Sudan: Chronik wichtiger Ereignisse

Mai/Juni 2007


Dienstag, 1. Mai, bis Sonntag, 6. Mai
  • Mit einer groß angelegten Kampagne will die US-Schauspielerin Mia Farrow US-Fonds dazu bewegen, nicht mehr in Firmen zu investieren, die Geschäfte mit der sudanesischen Regierung machen. "Ich fühle mich verantwortlich für das, was mit meinem Geld passiert", sagte Farrow am 1. Mai in einer Telefonkonferenz. Alle anderen Menschen, die in die Fonds investiert haben, sollten dies auch tun, sagte sie. Das Vorgehen richtet sich gegen den von US-Milliardär Warren Buffet geleiteten Fonds Berkshire Hathaway sowie den Fonds Fidelity Investments. Farrow hat über Fidelity für ihre Rente vorgesorgt.
  • Der UN-Hochkommissar für Flüchtlinge, António Guterres, wirft der internationalen Gemeinschaft völliges Versagen bei den Bemühungen um eine Verbesserung der Sicherheitslage in Darfur vor. Zwar seien auf humanitärem Gebiet Erfolge erzielt worden. So hätten die UN in den ersten vier Monaten des Jahres die Rückkehr von 30.000 Flüchtlingen unterstützt, mehr als im gesamten Jahr 2006. Damit dieser Erfolg aber nachhaltig sei, müsse die Sicherheit verbessert werden, und dies könne nur in Verbindung mit einem umfassenden Friedensabkommen gelingen, sagte Guterres am 1. Mai in New York. Entsprechenden Verhandlungen sei aber nicht genug Aufmerksamkeit zuteil geworden.

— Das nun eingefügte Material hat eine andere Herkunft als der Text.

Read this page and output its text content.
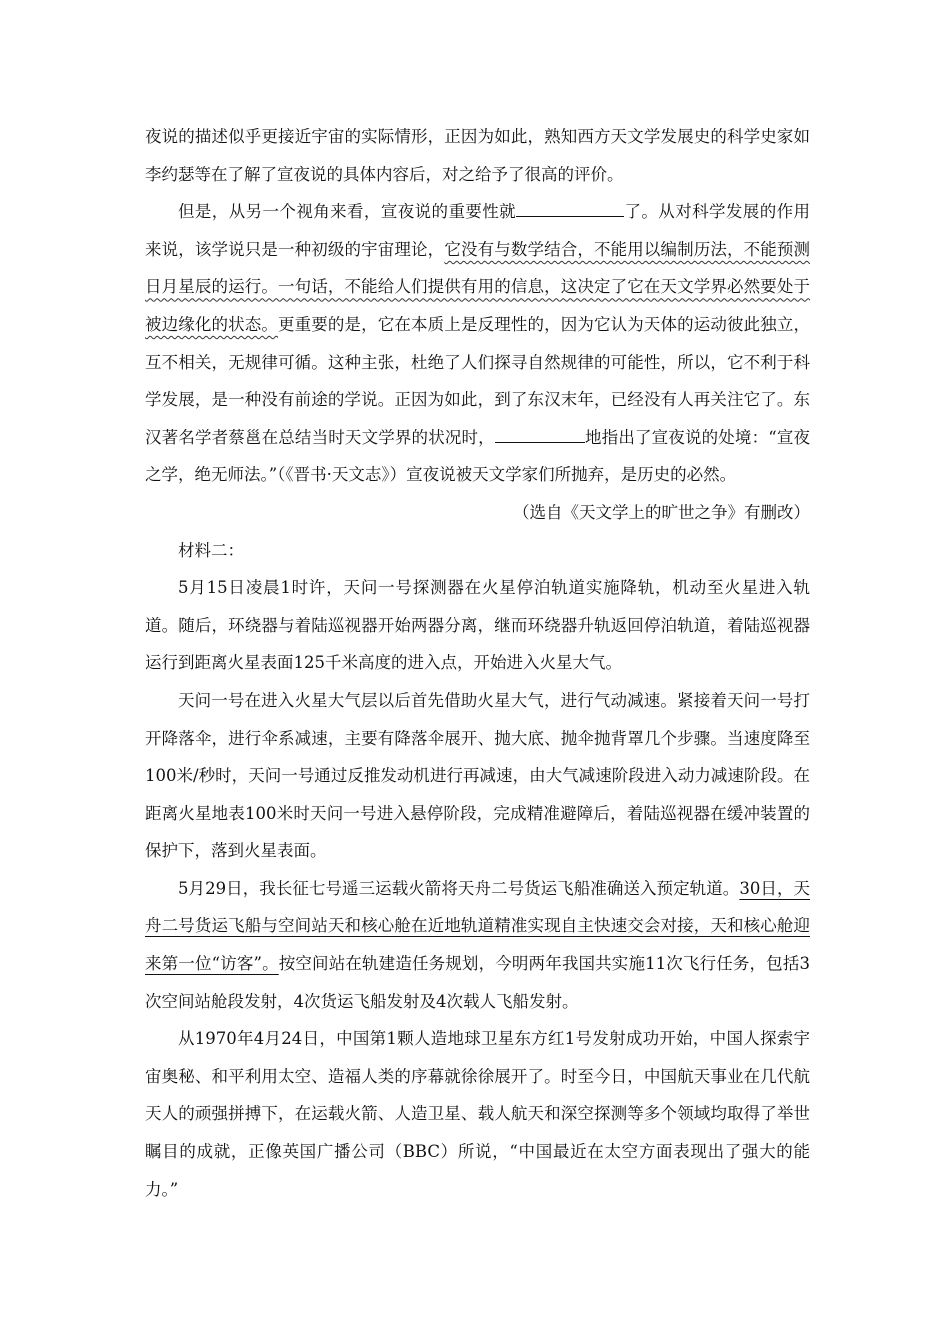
夜说的描述似乎更接近宇宙的实际情形，正因为如此，熟知西方天文学发展史的科学史家如李约瑟等在了解了宣夜说的具体内容后，对之给予了很高的评价。

但是，从另一个视角来看，宣夜说的重要性就	了。从对科学发展的作用来说，该学说只是一种初级的宇宙理论，它没有与数学结合，不能用以编制历法，不能预测日月星辰的运行。一句话，不能给人们提供有用的信息，这决定了它在天文学界必然要处于被边缘化的状态。更重要的是，它在本质上是反理性的，因为它认为天体的运动彼此独立，互不相关，无规律可循。这种主张，杜绝了人们探寻自然规律的可能性，所以，它不利于科学发展，是一种没有前途的学说。正因为如此，到了东汉末年，已经没有人再关注它了。东汉著名学者蔡邕在总结当时天文学界的状况时，	地指出了宣夜说的处境：“宣夜之学，绝无师法。”（《晋书·天文志》）宣夜说被天文学家们所抛弃，是历史的必然。

（选自《天文学上的旷世之争》有删改）

材料二：

5月15日凌晨1时许，天问一号探测器在火星停泊轨道实施降轨，机动至火星进入轨道。随后，环绕器与着陆巡视器开始两器分离，继而环绕器升轨返回停泊轨道，着陆巡视器运行到距离火星表面125千米高度的进入点，开始进入火星大气。

天问一号在进入火星大气层以后首先借助火星大气，进行气动减速。紧接着天问一号打开降落伞，进行伞系减速，主要有降落伞展开、抛大底、抛伞抛背罩几个步骤。当速度降至100米/秒时，天问一号通过反推发动机进行再减速，由大气减速阶段进入动力减速阶段。在距离火星地表100米时天问一号进入悬停阶段，完成精准避障后，着陆巡视器在缓冲装置的保护下，落到火星表面。

5月29日，我长征七号遥三运载火箭将天舟二号货运飞船准确送入预定轨道。30日，天舟二号货运飞船与空间站天和核心舱在近地轨道精准实现自主快速交会对接，天和核心舱迎来第一位“访客”。按空间站在轨建造任务规划，今明两年我国共实施11次飞行任务，包括3次空间站舱段发射，4次货运飞船发射及4次载人飞船发射。

从1970年4月24日，中国第1颗人造地球卫星东方红1号发射成功开始，中国人探索宇宙奥秘、和平利用太空、造福人类的序幕就徐徐展开了。时至今日，中国航天事业在几代航天人的顽强拼搏下，在运载火箭、人造卫星、载人航天和深空探测等多个领域均取得了举世瞩目的成就，正像英国广播公司（BBC）所说，“中国最近在太空方面表现出了强大的能力。”
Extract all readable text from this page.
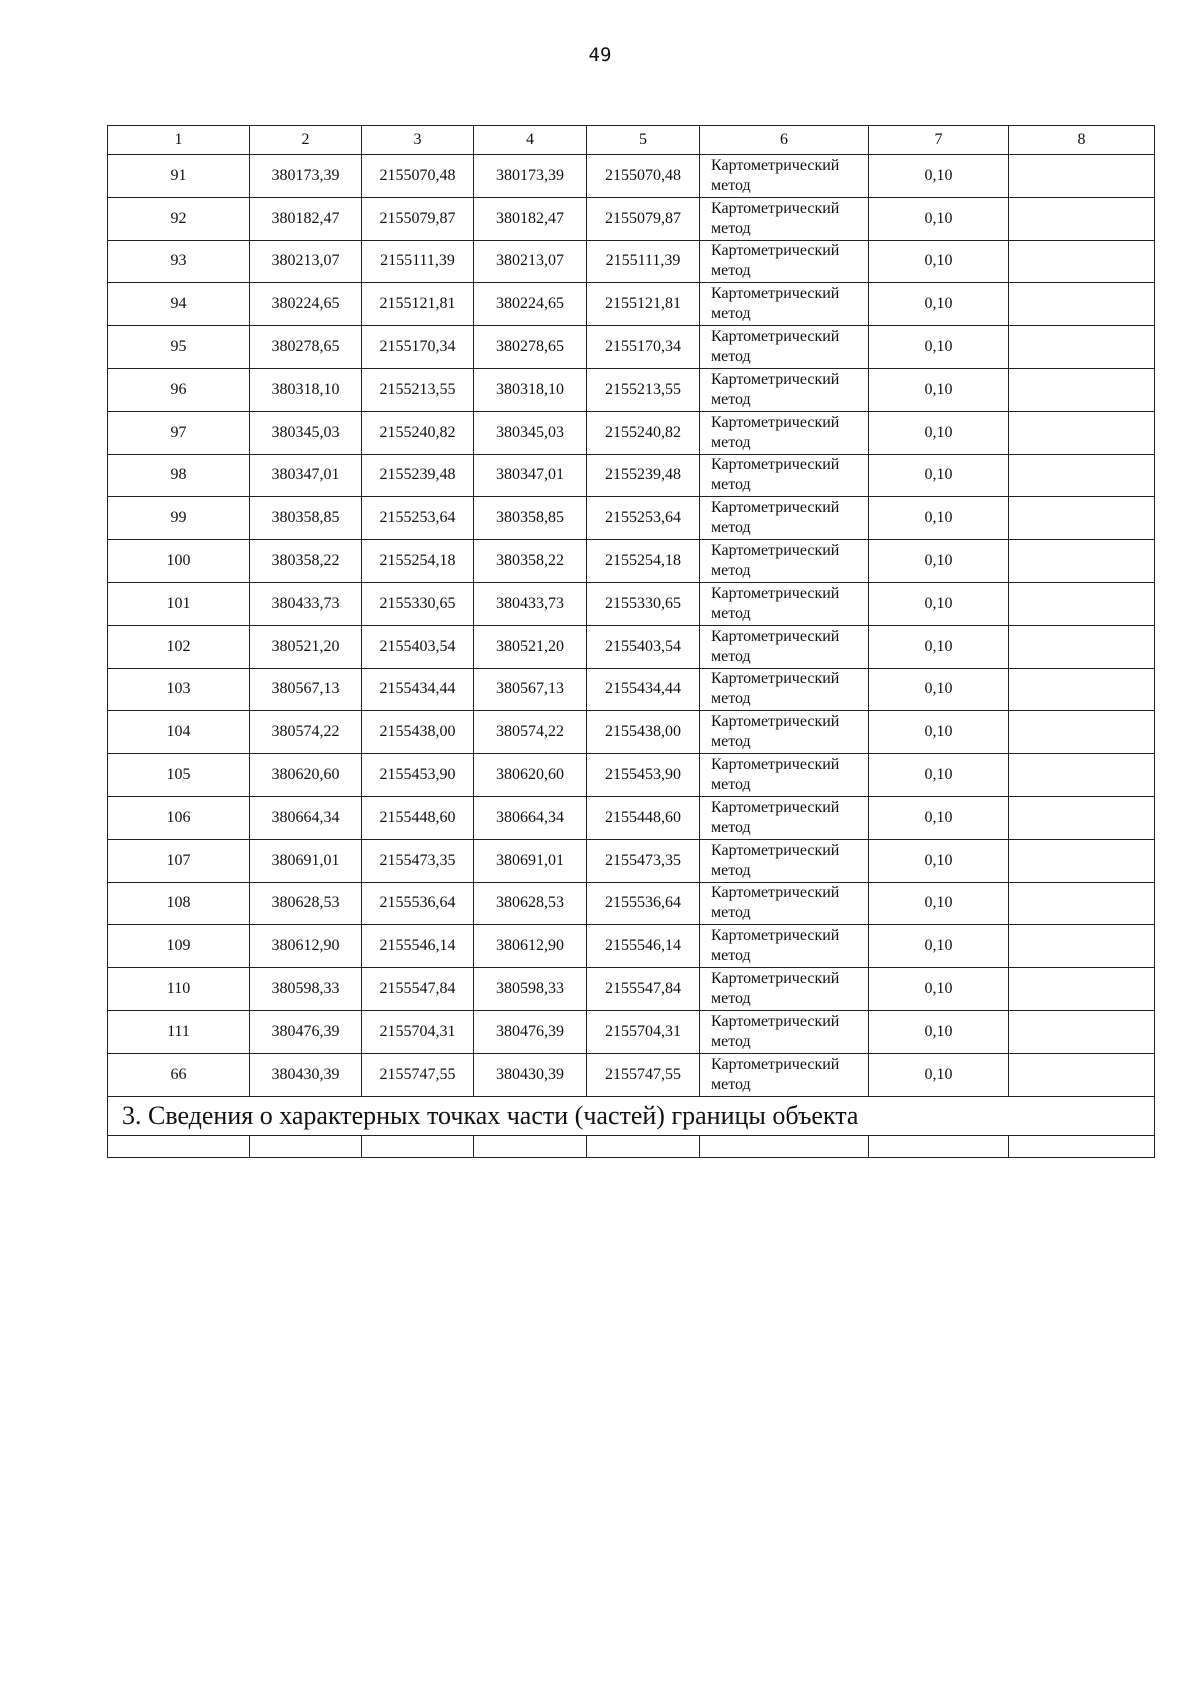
49
1	2	3	4	5	6	7	8
91	380173,39	2155070,48	380173,39	2155070,48	Картометрический метод	0,10	
92	380182,47	2155079,87	380182,47	2155079,87	Картометрический метод	0,10	
93	380213,07	2155111,39	380213,07	2155111,39	Картометрический метод	0,10	
94	380224,65	2155121,81	380224,65	2155121,81	Картометрический метод	0,10	
95	380278,65	2155170,34	380278,65	2155170,34	Картометрический метод	0,10	
96	380318,10	2155213,55	380318,10	2155213,55	Картометрический метод	0,10	
97	380345,03	2155240,82	380345,03	2155240,82	Картометрический метод	0,10	
98	380347,01	2155239,48	380347,01	2155239,48	Картометрический метод	0,10	
99	380358,85	2155253,64	380358,85	2155253,64	Картометрический метод	0,10	
100	380358,22	2155254,18	380358,22	2155254,18	Картометрический метод	0,10	
101	380433,73	2155330,65	380433,73	2155330,65	Картометрический метод	0,10	
102	380521,20	2155403,54	380521,20	2155403,54	Картометрический метод	0,10	
103	380567,13	2155434,44	380567,13	2155434,44	Картометрический метод	0,10	
104	380574,22	2155438,00	380574,22	2155438,00	Картометрический метод	0,10	
105	380620,60	2155453,90	380620,60	2155453,90	Картометрический метод	0,10	
106	380664,34	2155448,60	380664,34	2155448,60	Картометрический метод	0,10	
107	380691,01	2155473,35	380691,01	2155473,35	Картометрический метод	0,10	
108	380628,53	2155536,64	380628,53	2155536,64	Картометрический метод	0,10	
109	380612,90	2155546,14	380612,90	2155546,14	Картометрический метод	0,10	
110	380598,33	2155547,84	380598,33	2155547,84	Картометрический метод	0,10	
111	380476,39	2155704,31	380476,39	2155704,31	Картометрический метод	0,10	
66	380430,39	2155747,55	380430,39	2155747,55	Картометрический метод	0,10	
3. Сведения о характерных точках части (частей) границы объекта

  • Der Internationale Strafgerichtshof (IStGH) hat bei seinen Ermittlungen zum Konflikt in der sudanesischen Region Darfur die ersten Haftbefehle gegen einen Minister und einen Milizführer erlassen. Ihnen werden Verbrechen an der Zivilbevölkerung in Darfur zur Last gelegt. Der Sudan müsse den Minister für Humanitäre Angelegenheiten, Ahmad Harun, und den Dschandschawid-Führer Ali Kuschajb festnehmen, erklärte Ankläger Luis Moreno-Ocampo am 2. Mai in Den Haag. Moreno-Ocampo hatte die beiden Männer im Februar als Verdächtige in mehr als 50 Fällen von Kriegsverbrechen benannt. Zu den Vorwürfen zählen Verwicklung in Angriffe auf die Zivilbevölkerung, Mord und Vergewaltigung. Die Vorfälle beziehen sich auf den Zeitraum zwischen August 2003 und März 2004, Harun war damals im Innenministerium für die Sicherheit in Darfur zuständig.

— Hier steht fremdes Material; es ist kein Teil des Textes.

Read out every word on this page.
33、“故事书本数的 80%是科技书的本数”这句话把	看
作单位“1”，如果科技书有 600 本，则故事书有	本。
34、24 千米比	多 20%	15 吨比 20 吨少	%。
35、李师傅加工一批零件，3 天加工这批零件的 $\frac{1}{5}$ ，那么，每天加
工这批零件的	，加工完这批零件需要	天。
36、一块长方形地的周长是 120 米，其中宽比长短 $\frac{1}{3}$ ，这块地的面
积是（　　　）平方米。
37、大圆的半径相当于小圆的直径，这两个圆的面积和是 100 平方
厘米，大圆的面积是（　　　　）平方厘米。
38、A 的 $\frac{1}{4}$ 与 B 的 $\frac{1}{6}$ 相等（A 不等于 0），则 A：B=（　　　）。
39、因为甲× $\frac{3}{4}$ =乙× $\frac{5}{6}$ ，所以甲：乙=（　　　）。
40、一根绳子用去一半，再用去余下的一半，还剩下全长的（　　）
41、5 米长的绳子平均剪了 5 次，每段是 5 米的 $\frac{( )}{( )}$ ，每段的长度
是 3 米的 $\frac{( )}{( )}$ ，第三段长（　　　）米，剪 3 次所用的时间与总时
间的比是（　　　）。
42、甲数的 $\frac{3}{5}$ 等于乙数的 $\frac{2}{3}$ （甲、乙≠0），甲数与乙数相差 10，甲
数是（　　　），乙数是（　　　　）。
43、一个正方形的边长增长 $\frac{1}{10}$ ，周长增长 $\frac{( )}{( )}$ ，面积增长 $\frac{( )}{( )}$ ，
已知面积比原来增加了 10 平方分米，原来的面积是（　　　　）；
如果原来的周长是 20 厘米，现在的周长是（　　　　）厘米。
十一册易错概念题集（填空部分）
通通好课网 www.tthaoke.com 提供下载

    Die sudanesische Regierung wies die Haftbefehle zurück und betonte, sie habe nicht vor, die beiden Männer auszuliefern. Die sudanesische Position sei eindeutig, sagte Justizminister Mohamed Ali al Mardi: Das Vorgehen des IStGH sei illegal. Er kündigte an, auf Grund der Haftbefehle auch die bisherige gelegentliche Zusammenarbeit völlig einzustellen. Eigene Untersuchungen ergaben nach Angaben Al Mardis keine belastenden Beweise gegen Harun.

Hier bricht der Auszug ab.